Posted by vxt on 2010-03-04 19:08:27Post #35 - Post link
Why don't you just try it out unless you are having some specific issue with it. I don't know anything about your specific router but theoretically, I would think that you would get 1 Gbps if the network adapter of the device you are connecting it to can transfer at 1 Gbps. The speed limit on the Speedstream only affects Internet traffic. Your LAN speed will be affected by the slowest device you are using in the transfer.
Posted by Daniull on 2010-03-04 21:25:28Post #36 - Post link
actually i am trying right now.... but my default gateway info is different.... and i am having difficulty since I am using frontier...it is similar.... but different enough to confuse me....we dont have a lan/wan thing...now it has a chackbox by WAN and if you uncheck it...next to it is a "default gateway" so Do I ping the speedstream and get all the info? and put it in there....I am using windows 7 and its all different....

so here is the thing....the 192.168.2.1 is for YOUR speedstream router...not mine... so I am a bit lost....
Posted by Daniull on 2010-03-04 21:28:48Post #37 - Post link
also, when you say to type in your 192.168.2.1 in a browser.... well i do not have internet at all after those changes.... immediately when i plug in the way you say in the first 4 steps i lose internet.....
Posted by vxt on 2010-03-05 02:14:44Post #38 - Post link
Typically, if your Speedstream has the default setup (to use DHCP), you don't need to do step 3. You need to type in the IP of your Speedstream ( should be xxx.xxx.xxx.1 ) into the browser.Type ipconfig in the DOS window, it will give you this information.
Posted by vxt on 2010-03-09 19:18:35Post #39 - Post link
Sorry, I just noticed that I broke the comments while updating the site.
Posted by Kim Cooper on 2010-05-12 09:14:57Post #40 - Post link
HI, I'm not sure what the terminology is that I'm attempting.

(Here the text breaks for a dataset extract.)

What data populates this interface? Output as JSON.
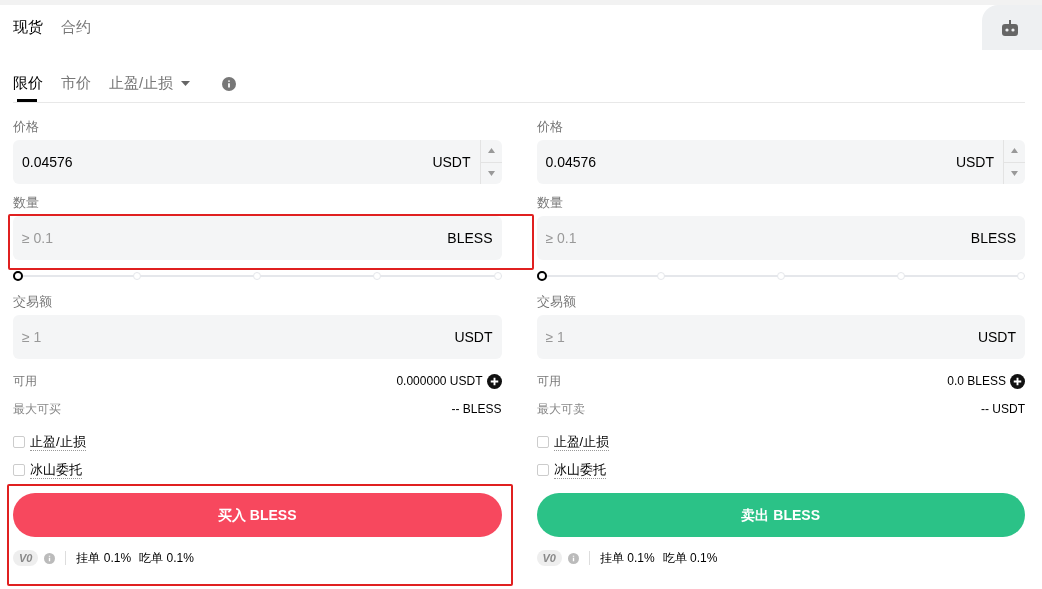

I have Qwest highspeed coming into my home through an Actiontec modem. My main terminal is connected via Ethernet. The modem is broadcasting a wireless signal. I have a new terminal upstairs that I'd like to access the 'net. I have a SpeedStream 6520. Can I configure it to simply receive the signal from my Actiontec and communicate that to my upstairs terminal via Ethernet or USB cable? (Pardon my ignorance! and Thank you!)